I'm still unclear as to why were we excluding this identity distance
until now and how would that change affect existing systems.

Also, you do use the term "NUMA" pretty loosely in the text - please
take care to explain precisely what kind of node you mean: physical,
logical, ... Don't be afraid to be too verbose.

Thanks.

--
Regards/Gruss,
Boris.

SUSE Linux GmbH, GF: Felix Imendörffer, Jane Smithard, Graham Norton, HRB 21284 (AG Nürnberg)
--

2017-08-24 01:13:45

by Suthikulpanit, Suravee

[permalink] [raw]
Subject: Re: [PATCH v2] sched/topology: Introduce NUMA identity node sched domain

Boris,

Sorry for late reply. I missed this email earlier.

On 8/15/17 00:43, Borislav Petkov wrote:
>> diff --git a/kernel/sched/topology.c b/kernel/sched/topology.c
>> index 79895ae..2dd5b11 100644
>> --- a/kernel/sched/topology.c
>> +++ b/kernel/sched/topology.c
>> @@ -1335,6 +1335,10 @@ void sched_init_numa(void)
>> if (!sched_domains_numa_distance)
>> return;
>>
>> + /* Includes NUMA identity node at level 0. */
>> + sched_domains_numa_distance[level++] = curr_distance;
>> + sched_domains_numa_levels = level;
>> +
>> /*
>> * O(nr_nodes^2) deduplicating selection sort -- in order to find the
>> * unique distances in the node_distance() table.
>> @@ -1382,8 +1386,7 @@ void sched_init_numa(void)
>> return;
>>
>> /*
>> - * 'level' contains the number of unique distances, excluding the
>> - * identity distance node_distance(i,i).
> I'm still unclear as to why were we excluding this identity distance
> until now and how would that change affect existing systems.
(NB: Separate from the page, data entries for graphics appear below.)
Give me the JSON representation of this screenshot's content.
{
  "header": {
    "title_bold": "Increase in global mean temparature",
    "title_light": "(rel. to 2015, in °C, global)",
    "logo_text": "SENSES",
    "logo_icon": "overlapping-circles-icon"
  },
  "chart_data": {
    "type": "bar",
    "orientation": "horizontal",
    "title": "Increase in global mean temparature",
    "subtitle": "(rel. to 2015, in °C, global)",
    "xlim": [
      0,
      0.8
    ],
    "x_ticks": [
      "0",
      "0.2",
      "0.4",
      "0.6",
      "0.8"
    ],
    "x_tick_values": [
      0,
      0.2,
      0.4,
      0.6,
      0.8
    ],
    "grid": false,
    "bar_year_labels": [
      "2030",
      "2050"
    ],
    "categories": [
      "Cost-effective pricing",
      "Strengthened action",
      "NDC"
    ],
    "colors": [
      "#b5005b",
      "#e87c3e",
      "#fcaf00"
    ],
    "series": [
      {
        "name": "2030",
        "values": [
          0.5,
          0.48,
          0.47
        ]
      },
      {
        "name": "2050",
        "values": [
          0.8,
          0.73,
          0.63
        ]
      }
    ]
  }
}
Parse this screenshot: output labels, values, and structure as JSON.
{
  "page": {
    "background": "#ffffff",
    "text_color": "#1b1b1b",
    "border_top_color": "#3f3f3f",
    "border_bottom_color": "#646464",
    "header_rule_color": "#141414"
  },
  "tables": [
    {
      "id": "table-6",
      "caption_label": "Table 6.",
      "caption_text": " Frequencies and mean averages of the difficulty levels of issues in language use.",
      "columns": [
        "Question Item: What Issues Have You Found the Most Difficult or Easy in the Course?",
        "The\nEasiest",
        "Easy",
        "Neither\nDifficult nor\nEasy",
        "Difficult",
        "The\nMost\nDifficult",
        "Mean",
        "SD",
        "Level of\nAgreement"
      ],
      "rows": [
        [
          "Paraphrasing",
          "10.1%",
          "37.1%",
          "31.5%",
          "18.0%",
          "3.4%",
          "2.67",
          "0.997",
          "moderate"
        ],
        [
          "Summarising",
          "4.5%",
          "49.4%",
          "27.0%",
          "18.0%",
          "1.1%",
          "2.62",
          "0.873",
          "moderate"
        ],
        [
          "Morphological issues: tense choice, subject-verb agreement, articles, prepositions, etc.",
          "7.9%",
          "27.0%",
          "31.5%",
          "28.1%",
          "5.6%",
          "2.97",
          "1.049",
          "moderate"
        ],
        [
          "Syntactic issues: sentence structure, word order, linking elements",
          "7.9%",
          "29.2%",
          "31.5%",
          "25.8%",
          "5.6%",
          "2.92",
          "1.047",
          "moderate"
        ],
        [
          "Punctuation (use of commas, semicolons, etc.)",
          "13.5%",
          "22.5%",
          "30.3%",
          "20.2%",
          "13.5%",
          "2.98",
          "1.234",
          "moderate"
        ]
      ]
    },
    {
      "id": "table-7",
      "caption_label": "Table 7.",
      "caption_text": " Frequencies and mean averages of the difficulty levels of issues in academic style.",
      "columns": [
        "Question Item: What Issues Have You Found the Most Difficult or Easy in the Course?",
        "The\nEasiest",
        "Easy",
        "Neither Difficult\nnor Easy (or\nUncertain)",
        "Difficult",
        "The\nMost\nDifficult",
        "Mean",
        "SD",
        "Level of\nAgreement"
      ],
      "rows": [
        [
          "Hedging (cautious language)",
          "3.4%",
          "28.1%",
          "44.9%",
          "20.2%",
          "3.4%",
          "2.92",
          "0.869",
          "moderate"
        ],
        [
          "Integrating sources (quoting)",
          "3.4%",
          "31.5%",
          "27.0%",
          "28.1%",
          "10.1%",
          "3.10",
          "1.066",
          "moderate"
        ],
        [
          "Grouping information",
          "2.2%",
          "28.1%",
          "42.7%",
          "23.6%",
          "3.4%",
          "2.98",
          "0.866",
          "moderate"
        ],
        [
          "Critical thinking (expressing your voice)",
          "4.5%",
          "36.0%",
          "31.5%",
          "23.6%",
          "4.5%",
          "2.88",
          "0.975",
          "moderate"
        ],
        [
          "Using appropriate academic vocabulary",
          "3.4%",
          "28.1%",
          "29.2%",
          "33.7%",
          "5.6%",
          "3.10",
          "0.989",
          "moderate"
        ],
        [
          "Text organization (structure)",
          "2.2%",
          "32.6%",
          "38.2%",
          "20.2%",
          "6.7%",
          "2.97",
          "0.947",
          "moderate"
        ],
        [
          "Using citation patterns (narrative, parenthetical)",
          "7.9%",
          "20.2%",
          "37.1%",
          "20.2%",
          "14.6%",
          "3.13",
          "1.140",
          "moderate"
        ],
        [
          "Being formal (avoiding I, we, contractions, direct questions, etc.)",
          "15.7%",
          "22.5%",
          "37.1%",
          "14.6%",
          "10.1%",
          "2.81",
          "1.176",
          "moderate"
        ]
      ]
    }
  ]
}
One reason that I can think of is that, on older systems (at least for AMD), L3
sched domain level has the same cpumask as the node level. This is not the case
for Zen.

> Also, you do use the term "NUMA" pretty loosely in the text - please
> take care to explain precisely what kind of node you mean: physical,
> logical, ... Don't be afraid to be too verbose.
>
> Thanks.

Mostly, I am referring to the logical NUMA (as described by the SRAT/SLIT),
which can change based on how BIOS configures the system. I will update this in V3.

Thanks,
Suravee

2017-08-24 08:37:46

by Borislav Petkov

[permalink] [raw]
Subject: Re: [PATCH v2] sched/topology: Introduce NUMA identity node sched domain

On Thu, Aug 24, 2017 at 08:13:23AM +0700, Suravee Suthikulpanit wrote:
> One reason that I can think of is that, on older systems (at least for AMD),
> L3 sched domain level has the same cpumask as the node level. This is not
> the case for Zen.

So please write that in the commit message. You're changing code which
runs on older systems so the impact (or the absence of it) has to be
clear.

--
Regards/Gruss,
Boris.

SUSE Linux GmbH, GF: Felix Imendörffer, Jane Smithard, Graham Norton, HRB 21284 (AG Nürnberg)
--